The early works of Yu are particularly well-known for their detailed descriptions of physical violence.

Stories such as 1986 and Yizhong Xianshi (One Kind of Reality) tell readers of a cold and callous world.

To Live, Yu's most well-known novel, was awarded the Grinzane Cavour Award in Italy in 1998. It depicts the miserable life of an average man, Fu Gui, showing how he deals with his existence through endurance and optimism.

Although it looks at Fu, who loses his family's ancestral home and all possessions from gambling, the novel also covers several decades of social change in China from the 1940s.

A movie based on the work, from renowned director Zhang Yimou, won the Grand Jury Prize and Best Actor at the Cannes Film Festival in 1994.

The success of the movie has attracted more readers to Yu.

Yu said he does not care how directors adapt his works as movies and TV dramas based on his novels, as that would make them known by more people and sell better.

Coming New Works

In 1993, Yu resigned from the cultural center in Haiyan and settled in Beijing.

Currently, he is working on a new novel, which he said was about three generations of a family.

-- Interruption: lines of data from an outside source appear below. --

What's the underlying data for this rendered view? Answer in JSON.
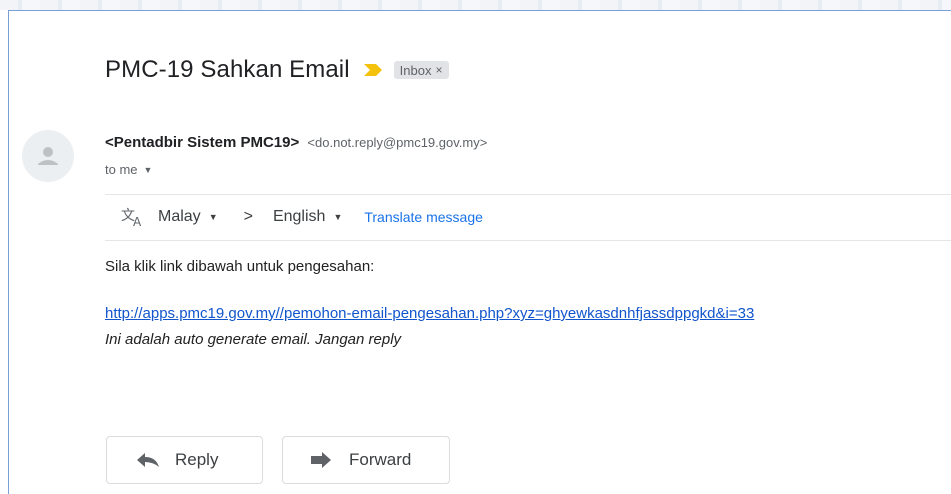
{
  "email": {
    "subject": "PMC-19 Sahkan Email",
    "label_chip": "Inbox",
    "label_chip_close": "×",
    "sender_name": "<Pentadbir Sistem PMC19>",
    "sender_email": "<do.not.reply@pmc19.gov.my>",
    "recipient": "to me",
    "body": {
      "line1": "Sila klik link dibawah untuk pengesahan:",
      "link": "http://apps.pmc19.gov.my//pemohon-email-pengesahan.php?xyz=ghyewkasdnhfjassdppgkd&i=33",
      "line3": "Ini adalah auto generate email. Jangan reply"
    }
  },
  "translate": {
    "from_lang": "Malay",
    "arrow": ">",
    "to_lang": "English",
    "action": "Translate message"
  },
  "actions": {
    "reply": "Reply",
    "forward": "Forward"
  },
  "colors": {
    "importance": "#f4c20d",
    "link": "#1155cc",
    "translate_link": "#1a73e8",
    "chip_bg": "#e1e3e6"
  },
  "icons": {
    "importance": "importance-marker-icon",
    "avatar": "person-avatar-icon",
    "translate": "translate-icon",
    "reply": "reply-arrow-icon",
    "forward": "forward-arrow-icon"
  }
}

It is again set in a small town.

"I could not handle it if the story happened in a big city such as Beijing because I did not grow up in such an environment," Yu said.

But the writing is not going smoothly. Yu's mind can "hardly settle down for writing now."

Besides winning him respect, Yu's metamorphosis from a dentist to prize-winning novelist has also brought a relatively better-off life.

He has spent a great deal of time traveling to places like Surriento, a small Italian town near Naples, which impressed him most.

"Before I went there, the renowned Italian song Return to Surriento had stirred a feeling of longing from me," Yu said.

"After I got there, I found the journey had been all worthwhile. It was so beautiful."

And the city he wants to visit most is Buenos Aires, the capital of Argentina.

Like many Chinese writers, Yu says he is frequently unsettled by a mundane life.

It took Yu two years to write To Live and Xu Sanguan Sells Blood.

Yet in the past seven years, he has not churned out a single novel.

Given the long break, Yu's new work, expected next year, is sure to be worth the wait.